Le LEGGI SICCARDI vennero proposte (sulla scia dell'inasprimento dell'EXEQUATUR e più estesamente dell'ANTICLERICALISMO POSTILLUMINISTA) nel 1850 al Parlamento subalpino dal ministro di grazia e giustizia G. SICCARDI (1802 - 1857) per ridurre i privilegi riconosciuti al clero, prevedevano l'abolizione del Tribunale ecclesiastico, del diritto d'asilo nelle chiese e nei conventi per i ricercati della polizia, la riduzione del numero delle festività religiose e il divieto per le corporazioni ecclesiastiche di acquistare bene, ricevere eredità o donazioni senza l'autorizzazione del governo. Approvate dopo aspri scontri parlamenaleri le LEGGI SICCARDI suscitarono forti reazioni da parte della SANTA SEDE e dell'ARCIVESCOVO DI TORINO L. Fransoni che venne arrestato e quindi condannato all'esilio.


BETTINO RICASOLI (Firenze 1809 - Brolio, Siena 1880) nel 1846 sollecitò il governo ducale toscano alle riforme costituzionali.
Durante la I Guerra di Indipendenza (1848 - 1849) fece parte del gruppo dell'opposizione liberalmoderata nei confronti della dittatura democratica instaurata da G. D. Guerrazzi.
Nel 1859, fuggito l'austriacante granduca Leopoldo II, divenne dittatore della Toscana e ne proclamò l'annessione al Piemonte.
Esponente della DESTRA STORICA più severa (gli fu dato il soprannome di "il barone di ferro") fu uomo di profonda religiosità ma non clericale.
Succedette a Cavour come presidente del Consiglio nel 1861 - 1862 e tentò di trovare una soluzione alla QUESTIONE ROMANA (venutasi a creare già dai tempi dell'operato del Siccardi) in modo tale da operare il POTERE TEMPORALE DEI PAPI pur riconoscendone la SOVRANITA' PERSONALE.
Proprio il suo sfibrante lavoro di COMPORRE IL CONFLITTO TRA STATO UNITARIO ITALIANO E SANTA SEDE finì per costringerlo alle dimissioni nel 1867 (nonostante il coraggioso comportamento tenuto per evitare umiliazioni diplomatiche all'Italia dopo il conflitto sfortunato del 1866 -III Guerra di Indipendenza- che, nonostante le sconfitte patite dall'impero austroungarico, grazie all'alleanza con la vittoriosa Prussia rese possibile all'Italia l'annessione del Veneto).
Gli effetti della politica del RICASOLI in materia religiosa, proprio in prossimità delle sue dimissioni, ebbero riscontri nel ponente ligure e in particolare a VENTIMIGLIA.
Continuando il programma di dimensionamento temporale del potere della Chiesa sotto il suo governo del '66 si procedette alla soppressione delle comunità conventuali non dedite a particolari funzioni sociali quali l'istruzione o la cura degli infermi.

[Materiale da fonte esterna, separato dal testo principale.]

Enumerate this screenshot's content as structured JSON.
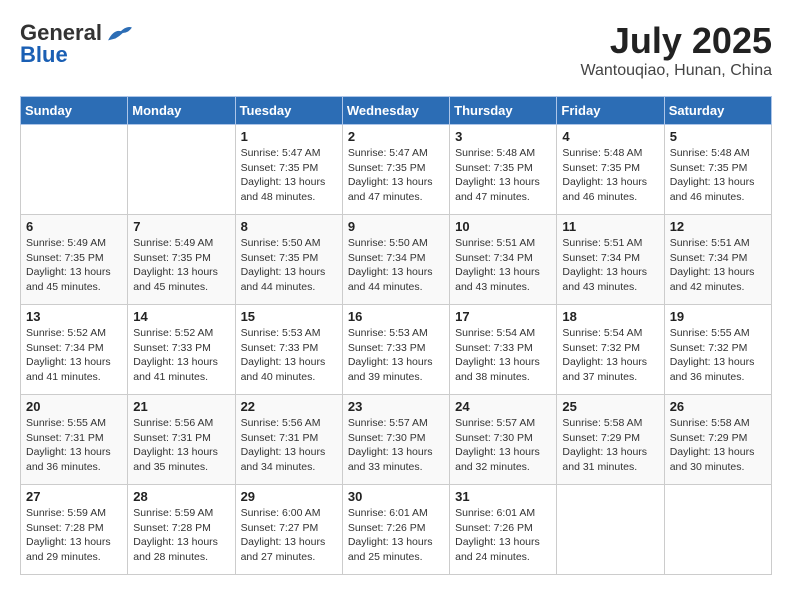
{
  "header": {
    "logo_general": "General",
    "logo_blue": "Blue",
    "month": "July 2025",
    "location": "Wantouqiao, Hunan, China"
  },
  "weekdays": [
    "Sunday",
    "Monday",
    "Tuesday",
    "Wednesday",
    "Thursday",
    "Friday",
    "Saturday"
  ],
  "weeks": [
    [
      {
        "day": "",
        "info": ""
      },
      {
        "day": "",
        "info": ""
      },
      {
        "day": "1",
        "info": "Sunrise: 5:47 AM\nSunset: 7:35 PM\nDaylight: 13 hours and 48 minutes."
      },
      {
        "day": "2",
        "info": "Sunrise: 5:47 AM\nSunset: 7:35 PM\nDaylight: 13 hours and 47 minutes."
      },
      {
        "day": "3",
        "info": "Sunrise: 5:48 AM\nSunset: 7:35 PM\nDaylight: 13 hours and 47 minutes."
      },
      {
        "day": "4",
        "info": "Sunrise: 5:48 AM\nSunset: 7:35 PM\nDaylight: 13 hours and 46 minutes."
      },
      {
        "day": "5",
        "info": "Sunrise: 5:48 AM\nSunset: 7:35 PM\nDaylight: 13 hours and 46 minutes."
      }
    ],
    [
      {
        "day": "6",
        "info": "Sunrise: 5:49 AM\nSunset: 7:35 PM\nDaylight: 13 hours and 45 minutes."
      },
      {
        "day": "7",
        "info": "Sunrise: 5:49 AM\nSunset: 7:35 PM\nDaylight: 13 hours and 45 minutes."
      },
      {
        "day": "8",
        "info": "Sunrise: 5:50 AM\nSunset: 7:35 PM\nDaylight: 13 hours and 44 minutes."
      },
      {
        "day": "9",
        "info": "Sunrise: 5:50 AM\nSunset: 7:34 PM\nDaylight: 13 hours and 44 minutes."
      },
      {
        "day": "10",
        "info": "Sunrise: 5:51 AM\nSunset: 7:34 PM\nDaylight: 13 hours and 43 minutes."
      },
      {
        "day": "11",
        "info": "Sunrise: 5:51 AM\nSunset: 7:34 PM\nDaylight: 13 hours and 43 minutes."
      },
      {
        "day": "12",
        "info": "Sunrise: 5:51 AM\nSunset: 7:34 PM\nDaylight: 13 hours and 42 minutes."
      }
    ],
    [
      {
        "day": "13",
        "info": "Sunrise: 5:52 AM\nSunset: 7:34 PM\nDaylight: 13 hours and 41 minutes."
      },
      {
        "day": "14",
        "info": "Sunrise: 5:52 AM\nSunset: 7:33 PM\nDaylight: 13 hours and 41 minutes."
      },
      {
        "day": "15",
        "info": "Sunrise: 5:53 AM\nSunset: 7:33 PM\nDaylight: 13 hours and 40 minutes."
      },
      {
        "day": "16",
        "info": "Sunrise: 5:53 AM\nSunset: 7:33 PM\nDaylight: 13 hours and 39 minutes."
      },
      {
        "day": "17",
        "info": "Sunrise: 5:54 AM\nSunset: 7:33 PM\nDaylight: 13 hours and 38 minutes."
      },
      {
        "day": "18",
        "info": "Sunrise: 5:54 AM\nSunset: 7:32 PM\nDaylight: 13 hours and 37 minutes."
      },
      {
        "day": "19",
        "info": "Sunrise: 5:55 AM\nSunset: 7:32 PM\nDaylight: 13 hours and 36 minutes."
      }
    ],
    [
      {
        "day": "20",
        "info": "Sunrise: 5:55 AM\nSunset: 7:31 PM\nDaylight: 13 hours and 36 minutes."
      },
      {
        "day": "21",
        "info": "Sunrise: 5:56 AM\nSunset: 7:31 PM\nDaylight: 13 hours and 35 minutes."
      },
      {
        "day": "22",
        "info": "Sunrise: 5:56 AM\nSunset: 7:31 PM\nDaylight: 13 hours and 34 minutes."
      },
      {
        "day": "23",
        "info": "Sunrise: 5:57 AM\nSunset: 7:30 PM\nDaylight: 13 hours and 33 minutes."
      },
      {
        "day": "24",
        "info": "Sunrise: 5:57 AM\nSunset: 7:30 PM\nDaylight: 13 hours and 32 minutes."
      },
      {
        "day": "25",
        "info": "Sunrise: 5:58 AM\nSunset: 7:29 PM\nDaylight: 13 hours and 31 minutes."
      },
      {
        "day": "26",
        "info": "Sunrise: 5:58 AM\nSunset: 7:29 PM\nDaylight: 13 hours and 30 minutes."
      }
    ],
    [
      {
        "day": "27",
        "info": "Sunrise: 5:59 AM\nSunset: 7:28 PM\nDaylight: 13 hours and 29 minutes."
      },
      {
        "day": "28",
        "info": "Sunrise: 5:59 AM\nSunset: 7:28 PM\nDaylight: 13 hours and 28 minutes."
      },
      {
        "day": "29",
        "info": "Sunrise: 6:00 AM\nSunset: 7:27 PM\nDaylight: 13 hours and 27 minutes."
      },
      {
        "day": "30",
        "info": "Sunrise: 6:01 AM\nSunset: 7:26 PM\nDaylight: 13 hours and 25 minutes."
      },
      {
        "day": "31",
        "info": "Sunrise: 6:01 AM\nSunset: 7:26 PM\nDaylight: 13 hours and 24 minutes."
      },
      {
        "day": "",
        "info": ""
      },
      {
        "day": "",
        "info": ""
      }
    ]
  ]
}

Pertanto il ventimigliese convento della Consolazione o di S. Agostino (visto che agli agostiniani non spettavano compiti sociali ma solo culturali e spirituali) fu soppresso e divenne proprietà del Demanio: una sua parte, nell'ala nord, fu invece adattata ad abitazione del parroco preposto alla limitrofa chiesa, ex conventuale, della Consolazione (ora detta di S. Agostino).
Successivamente, come si legge nell'estratto di processo verbale del 30 ottobre 1872 a norma delle leggi del 7 agosto 1866 numero 3036 e del 15 agosto 1867 numero 3848 redatto dalla Prefettura di Imperia, il Comune, acquistò (in seguito a verbale d'incanto del 22 novembre 1872) al prezzo globale di 7150 lire:
A - Il fabbricato sito in via Aprosio (ora via Cavour) ad uso di Convento dei Minori Osservanti di San Francesco (forse perché nell'ex convento agostiniano oltre al Seminario trovarono sistemazione i Minori francescani, con l'annesso orto, composto di numero 2 piani e vani 24.
B - Il piazzale ed un'area fabbricabile con numero 2 piante di gelso: il prezzo parziale di questa proprietà è indicato in 720 lire. I locali così acquistati furono successivamente adibiti a Caserma dei carabinieri fino al 1896 e poi a CARCERE DEGLI ESPULSI DALLA FRANCIA. Nel frattempo a peggiorare le sorti dell'ex conventi, contribuì il parroco Bonaggiunta Conio che tra il 1882 ed il 1889 progettò ed attuò l'eliminazione dell'ala sud per farvi erigere un edificio, ad uso abitazione e botteghe, prospiciente la piazza dove allora si svolgeva il mercato.
Inoltre nel 1893 venne innalzato un piano sulla parte del convento adibita a CASA PARROCCHIALE mentre in seguito il superstite giardino monastico fu purtroppo eliminato per costruire sul luogo una sala di notevoli dimensioni.
Dopo i tragici eventi della II guerra mondiale il CARCERE DEGLI ESPULSI assunse funzione e nome di CARCERE GIUDIZIARIO che fu però soppresso dal Ministero di Grazia e Giustizia nel 1964 che restituì all'antico proprietario, il Comune di ventimiglia, lo stabile dell'ex Convento: il Ministero aveva infatti preso in affitto tali locali.
Bisogna tuttavia precisare che, che con atto di retrocessione deliberato dalla Giunta comunale il 10 agosto 1964 n. 628 alcuni locali a nord furono restituiti alla chiesa in virtù della legge di attuazione del Concordato: in conseguenza di ciò la chiesa di s. Agostino risultava proprietari dei 2/5 dell'intero fabbricato.
Il Comune in un primo tempo vi ospitò (a.s. 1968 - 1969) il Liceo Ginnasio G. Rossi il cui edificio, in piazza hanbury, stava subendo lavori di ampliamento.
Dal 1970 dopo adattamenti edili gran parte del fabbricato (ala est) era dato in uso alla sezione coordinata di ventimiglia dell'Istituto professionale per il Commercio "Martini" di Sanremo.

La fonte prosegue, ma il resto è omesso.